The son of Italian immigrants who taught him an appreciation for wine, Sarao put himself through college and grad school working at restaurants, cutting short a trajectory towards a liberal arts PhD for the life of a full-time oenophile. We chatted with him about the myths around pairing wine with veggies (yes, you can drink red!), the wonders of caramelizing and five inexpensive summer sippers to pair with grilled veggies.
Are you a vegetarian?
I am not a vegetarian. The chef is not a vegetarian and neither is the owner. But we believe that vegetables can stand on their own. We are breaking the stereotype.
How much of what you serve comes from your garden?
Right now we get about 75 to 80 percent of our ingredients from [our garden]. Our goal is to get almost everything from there. It makes an amazing difference. Squash and peppers are [in season] right now.
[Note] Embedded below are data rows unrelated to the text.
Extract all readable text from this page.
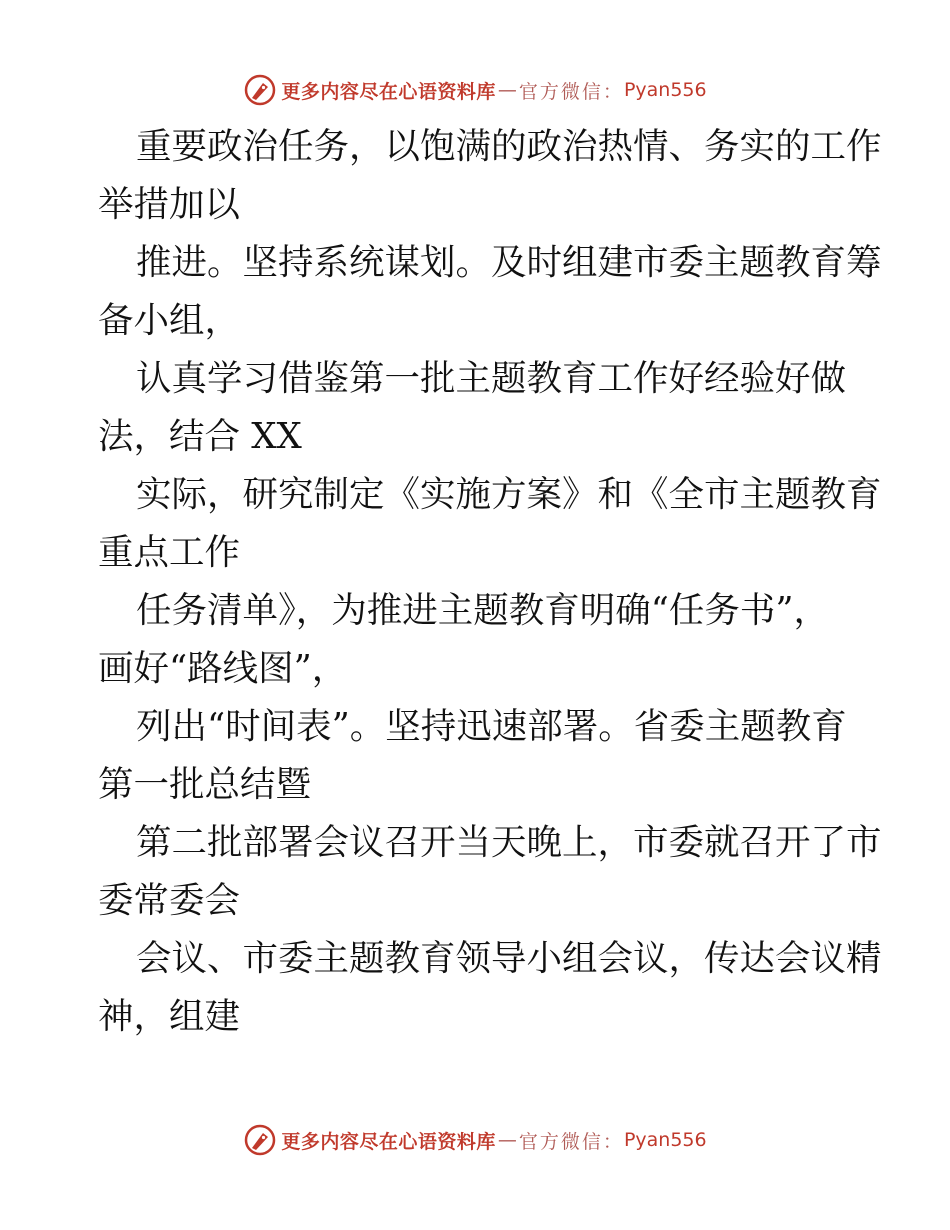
更多内容尽在心语资料库 — 官方微信： Pyan556

重要政治任务，以饱满的政治热情、务实的工作
举措加以

推进。坚持系统谋划。及时组建市委主题教育筹
备小组，

认真学习借鉴第一批主题教育工作好经验好做
法，结合 XX

实际，研究制定《实施方案》和《全市主题教育
重点工作

任务清单》，为推进主题教育明确“任务书”，
画好“路线图”，

列出“时间表”。坚持迅速部署。省委主题教育
第一批总结暨

第二批部署会议召开当天晚上，市委就召开了市
委常委会

会议、市委主题教育领导小组会议，传达会议精
神，组建

更多内容尽在心语资料库 — 官方微信： Pyan556
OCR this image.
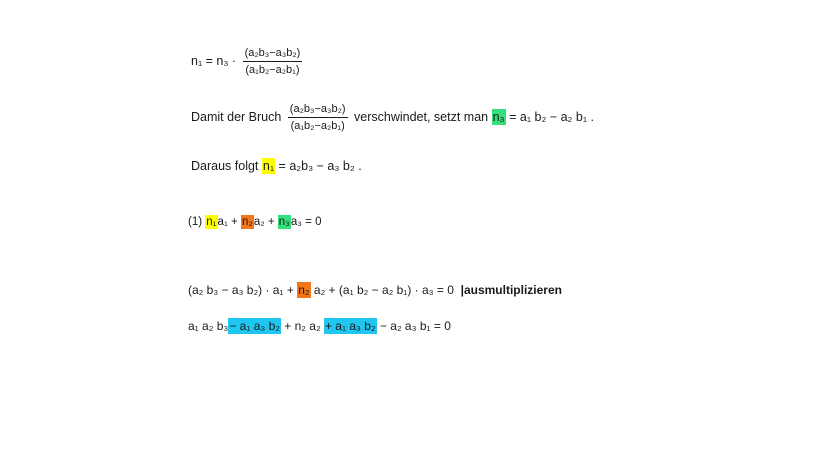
$n_1 = n_3 \cdot \frac{\text{(a₂b₃−a₃b₂)}}{\text{(a₁b₂−a₂b₁)}}$
Damit der Bruch $\frac{\text{(a₂b₃−a₃b₂)}}{\text{(a₁b₂−a₂b₁)}}$ verschwindet, setzt man n₃ = a₁ b₂ − a₂ b₁ .
Daraus folgt n₁ = a₂b₃ − a₃ b₂ .
(1) n₁a₁ + n₂a₂ + n₃a₃ = 0
(a₂ b₃ − a₃ b₂) · a₁ + n₂ a₂ + (a₁ b₂ − a₂ b₁) · a₃ = 0 |ausmultiplizieren
a₁ a₂ b₃− a₁ a₃ b₂ + n₂ a₂ + a₁ a₃ b₂ − a₂ a₃ b₁ = 0
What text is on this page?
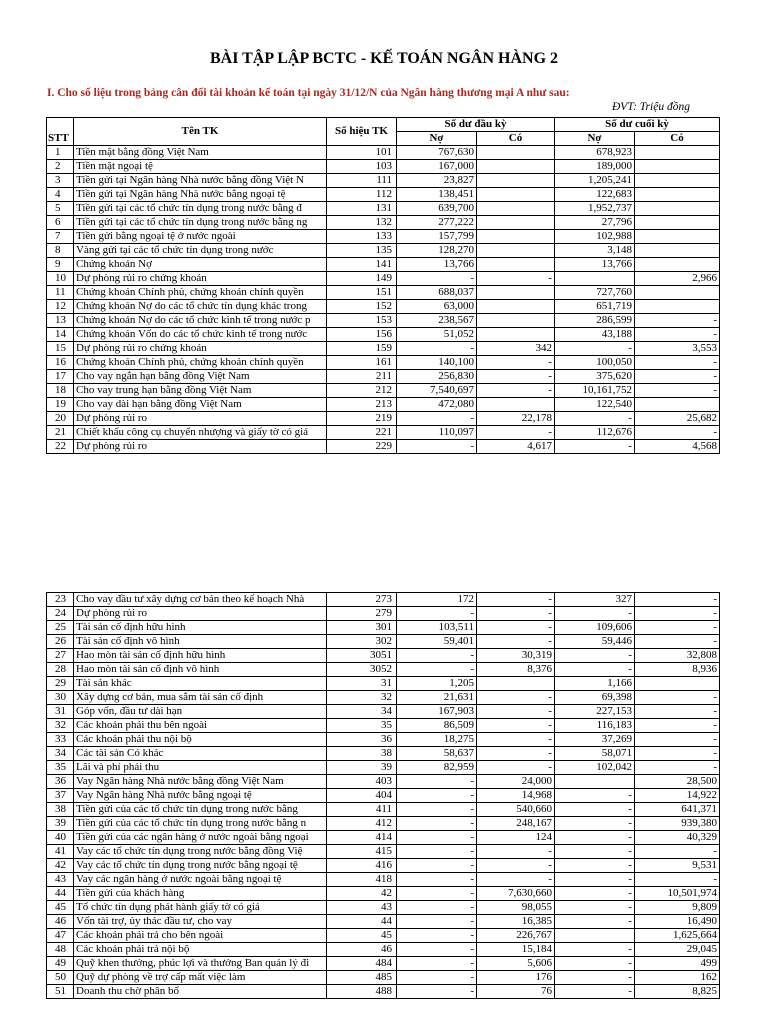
BÀI TẬP LẬP BCTC - KẾ TOÁN NGÂN HÀNG 2
I. Cho số liệu trong bảng cân đối tài khoản kế toán tại ngày 31/12/N của Ngân hàng thương mại A như sau:
ĐVT: Triệu đồng
STT	Tên TK	Số hiệu TK	Số dư đầu kỳ		Số dư cuối kỳ	
			Nợ	Có	Nợ	Có
1	Tiền mặt bằng đồng Việt Nam	101	767,630		678,923	
2	Tiền mặt ngoại tệ	103	167,000		189,000	
3	Tiền gửi tại Ngân hàng Nhà nước bằng đồng Việt N	111	23,827		1,205,241	
4	Tiền gửi tại Ngân hàng Nhà nước bằng ngoại tệ	112	138,451		122,683	
5	Tiền gửi tại các tổ chức tín dụng trong nước bằng đ	131	639,700		1,952,737	
6	Tiền gửi tại các tổ chức tín dụng trong nước bằng ng	132	277,222		27,796	
7	Tiền gửi bằng ngoại tệ ở nước ngoài	133	157,799		102,988	
8	Vàng gửi tại các tổ chức tín dụng trong nước	135	128,270		3,148	
9	Chứng khoán Nợ	141	13,766		13,766	
10	Dự phòng rủi ro chứng khoán	149	-	-		2,966
11	Chứng khoán Chính phủ, chứng khoán chính quyền	151	688,037		727,760	
12	Chứng khoán Nợ do các tổ chức tín dụng khác trong	152	63,000		651,719	
13	Chứng khoán Nợ do các tổ chức kinh tế trong nước p	153	238,567		286,599	-
14	Chứng khoán Vốn do các tổ chức kinh tế trong nước	156	51,052		43,188	-
15	Dự phòng rủi ro chứng khoán	159	-	342	-	3,553
16	Chứng khoán Chính phủ, chứng khoán chính quyền	161	140,100	-	100,050	-
17	Cho vay ngắn hạn bằng đồng Việt Nam	211	256,830	-	375,620	-
18	Cho vay trung hạn bằng đồng Việt Nam	212	7,540,697	-	10,161,752	-
19	Cho vay dài hạn bằng đồng Việt Nam	213	472,080		122,540	
20	Dự phòng rủi ro	219	-	22,178	-	25,682
21	Chiết khấu công cụ chuyển nhượng và giấy tờ có giá	221	110,097	-	112,676	-
22	Dự phòng rủi ro	229	-	4,617	-	4,568
23	Cho vay đầu tư xây dựng cơ bản theo kế hoạch Nhà	273	172	-	327	-
24	Dự phòng rủi ro	279	-	-	-	-
25	Tài sản cố định hữu hình	301	103,511	-	109,606	-
26	Tài sản cố định vô hình	302	59,401	-	59,446	-
27	Hao mòn tài sản cố định hữu hình	3051	-	30,319	-	32,808
28	Hao mòn tài sản cố định vô hình	3052	-	8,376	-	8,936
29	Tài sản khác	31	1,205		1,166	
30	Xây dựng cơ bản, mua sắm tài sản cố định	32	21,631	-	69,398	-
31	Góp vốn, đầu tư dài hạn	34	167,903	-	227,153	-
32	Các khoản phải thu bên ngoài	35	86,509	-	116,183	-
33	Các khoản phải thu nội bộ	36	18,275	-	37,269	-
34	Các tài sản Có khác	38	58,637	-	58,071	-
35	Lãi và phí phải thu	39	82,959	-	102,042	-
36	Vay Ngân hàng Nhà nước bằng đồng Việt Nam	403	-	24,000		28,500
37	Vay Ngân hàng Nhà nước bằng ngoại tệ	404	-	14,968	-	14,922
38	Tiền gửi của các tổ chức tín dụng trong nước bằng	411	-	540,660	-	641,371
39	Tiền gửi của các tổ chức tín dụng trong nước bằng n	412	-	248,167	-	939,380
40	Tiền gửi của các ngân hàng ở nước ngoài bằng ngoại	414	-	124	-	40,329
41	Vay các tổ chức tín dụng trong nước bằng đồng Việ	415	-	-	-	-
42	Vay các tổ chức tín dụng trong nước bằng ngoại tệ	416	-	-	-	9,531
43	Vay các ngân hàng ở nước ngoài bằng ngoại tệ	418	-	-	-	-
44	Tiền gửi của khách hàng	42	-	7,630,660	-	10,501,974
45	Tổ chức tín dụng phát hành giấy tờ có giá	43	-	98,055	-	9,809
46	Vốn tài trợ, ủy thác đầu tư, cho vay	44	-	16,385	-	16,490
47	Các khoản phải trả cho bên ngoài	45	-	226,767		1,625,664
48	Các khoản phải trả nội bộ	46	-	15,184	-	29,045
49	Quỹ khen thưởng, phúc lợi và thưởng Ban quản lý đi	484	-	5,606	-	499
50	Quỹ dự phòng về trợ cấp mất việc làm	485	-	176	-	162
51	Doanh thu chờ phân bổ	488	-	76	-	8,825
What are some misconceptions people have about wine and veggies?
That vegetables are paired only with white wine. That's probably the biggest. Also, that you can't have a bold wine.
Learn more, plus five great wines for under $25 to pair with vegetable dishes, after the jump.
Are there rules to pairing wines with vegetables?
There are fewer rules than people think. If I was painting with broad strokes, I would say you want to look at the fruit component in the wine, second, the weight, and third, the acidity. Acidity is a connector between wine and food. You want something that has enough acidity. The more complex the food, the more acid you want.
How would you go about pairing if you were grilling a basic squash or pepper?
If I was keeping it light and crisp — just olive oil, salt and pepper — I would move to something light like a Sauvignon Blanc or a rosé. [Those vegetables have] a pretty simple flavor. The oak with Sauvignon Blanc adds a little bit more weight since you are caramelizing [by grilling].
So a very light white like a Pinot Grigio wouldn't work?
When you caramelize a vegetable you are adding flavor and bringing out weight. Pinot Grigio is not going to stand up to the caramelization. The food is just going to go over it. Unless you want something to clean your palate, you want something more.
What about when adding spices or say balsamic vinegar?
When I think grilling, if you do a balsamic of something with a little bit more weight or a dense or rich sauce to it, this is where you look for a red. For us here, we use a lot of spices like vadouvan and things that build structure around the vegetable.